Movie Review

Movie Review : Miracle in the Valley | The Passion of Bernadette

Movie Review : Miracle in the Valley | The Passion of Bernadette

Miracle in the Valley (2016)     96 minutes

Director: Don Schroeder

Cast: Emily Hoffman, Pat Boone, Edward Asner, Diane Ladd, Richard Tyson, Stephanie Linus, Shari Rigby, Kassandra Voyagis.

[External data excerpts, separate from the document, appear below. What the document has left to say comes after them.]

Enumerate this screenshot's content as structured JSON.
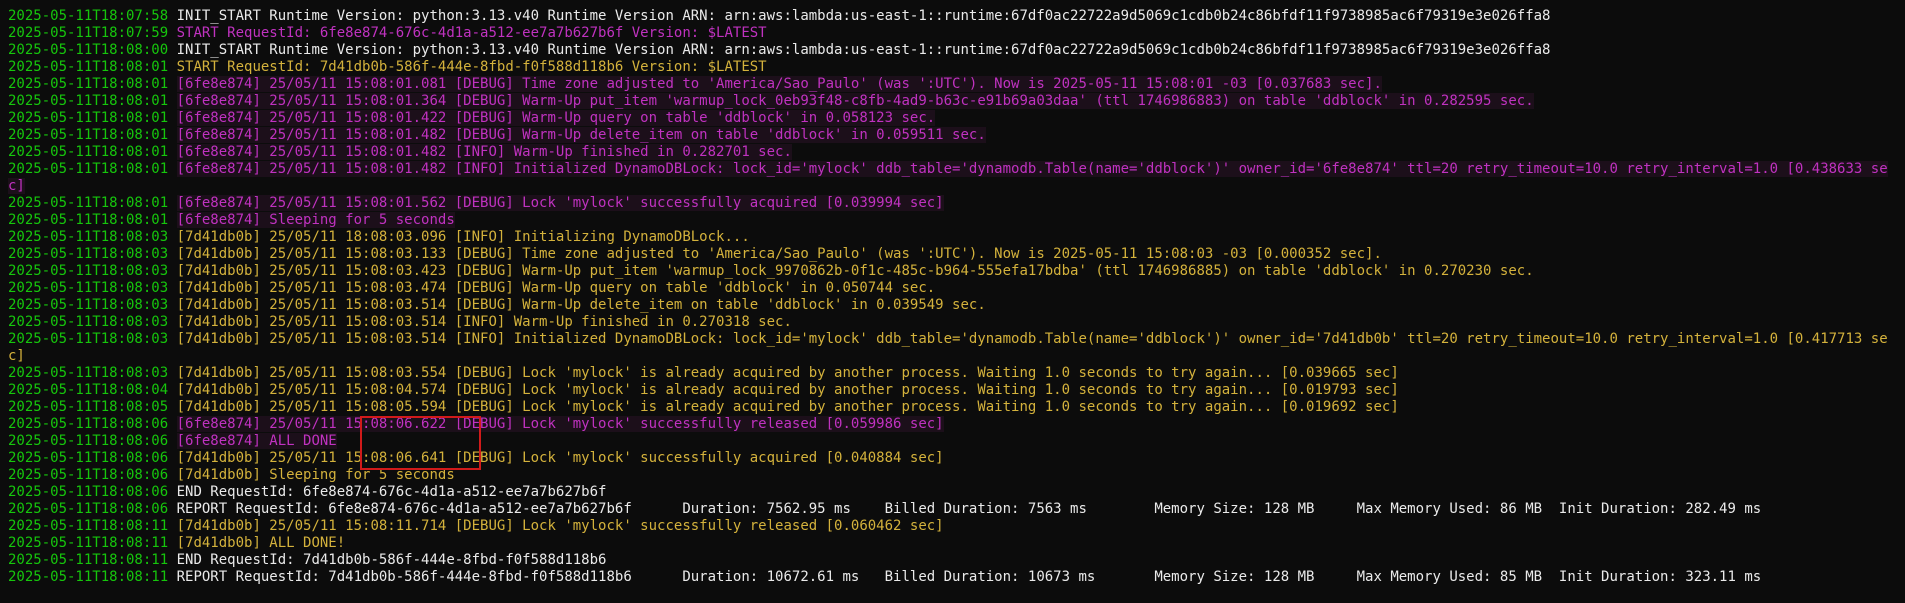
{
  "terminal": {
    "lines": [
      {
        "ts": "2025-05-11T18:07:58",
        "text": "INIT_START Runtime Version: python:3.13.v40 Runtime Version ARN: arn:aws:lambda:us-east-1::runtime:67df0ac22722a9d5069c1cdb0b24c86bfdf11f9738985ac6f79319e3e026ffa8",
        "color": "white"
      },
      {
        "ts": "2025-05-11T18:07:59",
        "text": "START RequestId: 6fe8e874-676c-4d1a-a512-ee7a7b627b6f Version: $LATEST",
        "color": "magenta"
      },
      {
        "ts": "2025-05-11T18:08:00",
        "text": "INIT_START Runtime Version: python:3.13.v40 Runtime Version ARN: arn:aws:lambda:us-east-1::runtime:67df0ac22722a9d5069c1cdb0b24c86bfdf11f9738985ac6f79319e3e026ffa8",
        "color": "white"
      },
      {
        "ts": "2025-05-11T18:08:01",
        "text": "START RequestId: 7d41db0b-586f-444e-8fbd-f0f588d118b6 Version: $LATEST",
        "color": "gold"
      },
      {
        "ts": "2025-05-11T18:08:01",
        "text": "[6fe8e874] 25/05/11 15:08:01.081 [DEBUG] Time zone adjusted to 'America/Sao_Paulo' (was ':UTC'). Now is 2025-05-11 15:08:01 -03 [0.037683 sec].",
        "color": "magenta"
      },
      {
        "ts": "2025-05-11T18:08:01",
        "text": "[6fe8e874] 25/05/11 15:08:01.364 [DEBUG] Warm-Up put_item 'warmup_lock_0eb93f48-c8fb-4ad9-b63c-e91b69a03daa' (ttl 1746986883) on table 'ddblock' in 0.282595 sec.",
        "color": "magenta"
      },
      {
        "ts": "2025-05-11T18:08:01",
        "text": "[6fe8e874] 25/05/11 15:08:01.422 [DEBUG] Warm-Up query on table 'ddblock' in 0.058123 sec.",
        "color": "magenta"
      },
      {
        "ts": "2025-05-11T18:08:01",
        "text": "[6fe8e874] 25/05/11 15:08:01.482 [DEBUG] Warm-Up delete_item on table 'ddblock' in 0.059511 sec.",
        "color": "magenta"
      },
      {
        "ts": "2025-05-11T18:08:01",
        "text": "[6fe8e874] 25/05/11 15:08:01.482 [INFO] Warm-Up finished in 0.282701 sec.",
        "color": "magenta"
      },
      {
        "ts": "2025-05-11T18:08:01",
        "text": "[6fe8e874] 25/05/11 15:08:01.482 [INFO] Initialized DynamoDBLock: lock_id='mylock' ddb_table='dynamodb.Table(name='ddblock')' owner_id='6fe8e874' ttl=20 retry_timeout=10.0 retry_interval=1.0 [0.438633 sec]",
        "color": "magenta",
        "wrap": true
      },
      {
        "ts": "2025-05-11T18:08:01",
        "text": "[6fe8e874] 25/05/11 15:08:01.562 [DEBUG] Lock 'mylock' successfully acquired [0.039994 sec]",
        "color": "magenta"
      },
      {
        "ts": "2025-05-11T18:08:01",
        "text": "[6fe8e874] Sleeping for 5 seconds",
        "color": "magenta"
      },
      {
        "ts": "2025-05-11T18:08:03",
        "text": "[7d41db0b] 25/05/11 18:08:03.096 [INFO] Initializing DynamoDBLock...",
        "color": "gold"
      },
      {
        "ts": "2025-05-11T18:08:03",
        "text": "[7d41db0b] 25/05/11 15:08:03.133 [DEBUG] Time zone adjusted to 'America/Sao_Paulo' (was ':UTC'). Now is 2025-05-11 15:08:03 -03 [0.000352 sec].",
        "color": "gold"
      },
      {
        "ts": "2025-05-11T18:08:03",
        "text": "[7d41db0b] 25/05/11 15:08:03.423 [DEBUG] Warm-Up put_item 'warmup_lock_9970862b-0f1c-485c-b964-555efa17bdba' (ttl 1746986885) on table 'ddblock' in 0.270230 sec.",
        "color": "gold"
      },
      {
        "ts": "2025-05-11T18:08:03",
        "text": "[7d41db0b] 25/05/11 15:08:03.474 [DEBUG] Warm-Up query on table 'ddblock' in 0.050744 sec.",
        "color": "gold"
      },
      {
        "ts": "2025-05-11T18:08:03",
        "text": "[7d41db0b] 25/05/11 15:08:03.514 [DEBUG] Warm-Up delete_item on table 'ddblock' in 0.039549 sec.",
        "color": "gold"
      },
      {
        "ts": "2025-05-11T18:08:03",
        "text": "[7d41db0b] 25/05/11 15:08:03.514 [INFO] Warm-Up finished in 0.270318 sec.",
        "color": "gold"
      },
      {
        "ts": "2025-05-11T18:08:03",
        "text": "[7d41db0b] 25/05/11 15:08:03.514 [INFO] Initialized DynamoDBLock: lock_id='mylock' ddb_table='dynamodb.Table(name='ddblock')' owner_id='7d41db0b' ttl=20 retry_timeout=10.0 retry_interval=1.0 [0.417713 sec]",
        "color": "gold",
        "wrap": true
      },
      {
        "ts": "2025-05-11T18:08:03",
        "text": "[7d41db0b] 25/05/11 15:08:03.554 [DEBUG] Lock 'mylock' is already acquired by another process. Waiting 1.0 seconds to try again... [0.039665 sec]",
        "color": "gold"
      },
      {
        "ts": "2025-05-11T18:08:04",
        "text": "[7d41db0b] 25/05/11 15:08:04.574 [DEBUG] Lock 'mylock' is already acquired by another process. Waiting 1.0 seconds to try again... [0.019793 sec]",
        "color": "gold"
      },
      {
        "ts": "2025-05-11T18:08:05",
        "text": "[7d41db0b] 25/05/11 15:08:05.594 [DEBUG] Lock 'mylock' is already acquired by another process. Waiting 1.0 seconds to try again... [0.019692 sec]",
        "color": "gold"
      },
      {
        "ts": "2025-05-11T18:08:06",
        "text": "[6fe8e874] 25/05/11 15:08:06.622 [DEBUG] Lock 'mylock' successfully released [0.059986 sec]",
        "color": "magenta"
      },
      {
        "ts": "2025-05-11T18:08:06",
        "text": "[6fe8e874] ALL DONE",
        "color": "magenta"
      },
      {
        "ts": "2025-05-11T18:08:06",
        "text": "[7d41db0b] 25/05/11 15:08:06.641 [DEBUG] Lock 'mylock' successfully acquired [0.040884 sec]",
        "color": "gold"
      },
      {
        "ts": "2025-05-11T18:08:06",
        "text": "[7d41db0b] Sleeping for 5 seconds",
        "color": "gold"
      },
      {
        "ts": "2025-05-11T18:08:06",
        "text": "END RequestId: 6fe8e874-676c-4d1a-a512-ee7a7b627b6f",
        "color": "white"
      },
      {
        "ts": "2025-05-11T18:08:06",
        "text": "REPORT RequestId: 6fe8e874-676c-4d1a-a512-ee7a7b627b6f      Duration: 7562.95 ms    Billed Duration: 7563 ms        Memory Size: 128 MB     Max Memory Used: 86 MB  Init Duration: 282.49 ms",
        "color": "white"
      },
      {
        "ts": "2025-05-11T18:08:11",
        "text": "[7d41db0b] 25/05/11 15:08:11.714 [DEBUG] Lock 'mylock' successfully released [0.060462 sec]",
        "color": "gold"
      },
      {
        "ts": "2025-05-11T18:08:11",
        "text": "[7d41db0b] ALL DONE!",
        "color": "gold"
      },
      {
        "ts": "2025-05-11T18:08:11",
        "text": "END RequestId: 7d41db0b-586f-444e-8fbd-f0f588d118b6",
        "color": "white"
      },
      {
        "ts": "2025-05-11T18:08:11",
        "text": "REPORT RequestId: 7d41db0b-586f-444e-8fbd-f0f588d118b6      Duration: 10672.61 ms   Billed Duration: 10673 ms       Memory Size: 128 MB     Max Memory Used: 85 MB  Init Duration: 323.11 ms",
        "color": "white"
      }
    ]
  },
  "colors": {
    "background": "#0c0c0c",
    "timestamp": "#16c60c",
    "white": "#eaeaea",
    "magenta": "#c032c0",
    "gold": "#d4b23c",
    "highlight_box": "#d11a1a"
  }
}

Set in the year 1906, in Booneville town, Anderson Valley, Northern California, this movie tells the story of the teen aged Melinda who is born out of wedlock. She is ill-treated by her stepfather Maddox and treated with disdain by the local community. Alice, her mother, is bullied by Maddox and is helpless. Melinda’s father is rumored to be dead. Her initial attempts to find what happened to her father Thomas Briggs fail except for some tidbits of information. Alice is haunted by guilt on account of her thoughtless decisions. The wealthy, unfaithful and overbearing Maddox virtually controls the town with his wealth and cunning. Unable to protect Melinda, following the mysterious murder of the local pastor who was her only consolation, Alice is forced to send the child to her grandmother. Melinda has no choice but to stay with Mary, her cranky and ailing grandmother, whom she nurses. Her grandmother provides her with what she has missed in life—love and family closeness. She also enjoys the new friendship with a younger boy named William who is an ardent Shakespeare fan who quotes extensively from Shakespeare’s plays, claiming that he composed them. Mary, in her fits of delusion, speaks a remote language called ‘Boontling’ practised in the valley long time back. Melinda picks it up and through it comes to learn about her father. She chooses to remain with the old woman and enjoys her life of freedom away from the bullying stepfather.  However, her grandmother is laid up after an accident and during an earthquake, dies. When a man named Jeb adopts William things take a new turn. Heroically determined to unravel the truth about her father, Melinda seeks out the people of the town who know the story from whom she collects the carefully hidden facts of the case. She comes to know that the murderous Maddox was the man behind the loss of her father. Maddox is brought to justice. His power over the townspeople is broken when ordinary people provide evidence in the court. Alice is then restored to true faith by her friend.  Melinda’s courage and faith eventually teaches everyone lessons of forgiveness, and reunites her lost family. Her search for truth brings grace.

The Passion of Bernadette (1990) 106 minutes

Director: by Jean Delannoy

Cast: Sydney Penny, Emmanuelle Riva, Catherine de Seynes, Malka Ribowska, Georges Wilson, Michèle André, Maurice Jacquemont, Roland Lesaffre, Michel Ruhl, Michèle Simonnet.

            The sequel to the earlier Bernadette (1988), this movie follows the lesser known second phase of St Bernadette’s life. The narrative closely follows actual events, highlighting the making of a great saint, confined to the convent, mostly in the infirmary both as patient and nurse.  Bernadette joined as an aspirant with the Sisters of Charity at Nevers in 1866, hoping to hide from her celebrity status. But things do not turn out as she had wished.  Innumerable Lourdes devotees seek her advice and intervention. Continued sickness and ecclesiastical scrutiny assail her. On her admission, the Mother superior orders her to speak to the inmates about her past, especially her visions at Massabielle. There are others too, curious to explore Bernadette’s past pestering her about the apparitions at Lourdes. Bernadette tells the group about Our Lady speaking of Herself as Immaculate Conception. A bishop who is confessor to the Pope also visits her along with a countess and her husband who want to donate money to the local parish through her hands, which she rejects. All that she wanted was to be all alone with God. A visit to an orphanage shows how easily she connected with the children, telling them stories and jokes which invite the comment that her vocation is the vocation of charity. Being described as “stupid” (which she joyfully and meekly accepts) she is assigned to the care of the sick and washing toilets. It is also revealed that she has the gift of healing. Four months after her entry, on the brink of death Bernadette is allowed to make her vows in bed. But her recovery and assurance that she will live a bit longer makes the Mother declare the vows invalid and she sends her back to the novitiate. She takes it all joyfully and humbly and takes final vows along with others. This remarkable movie clearly depicts her life of suffering and how she undertakes suffering as her vocation.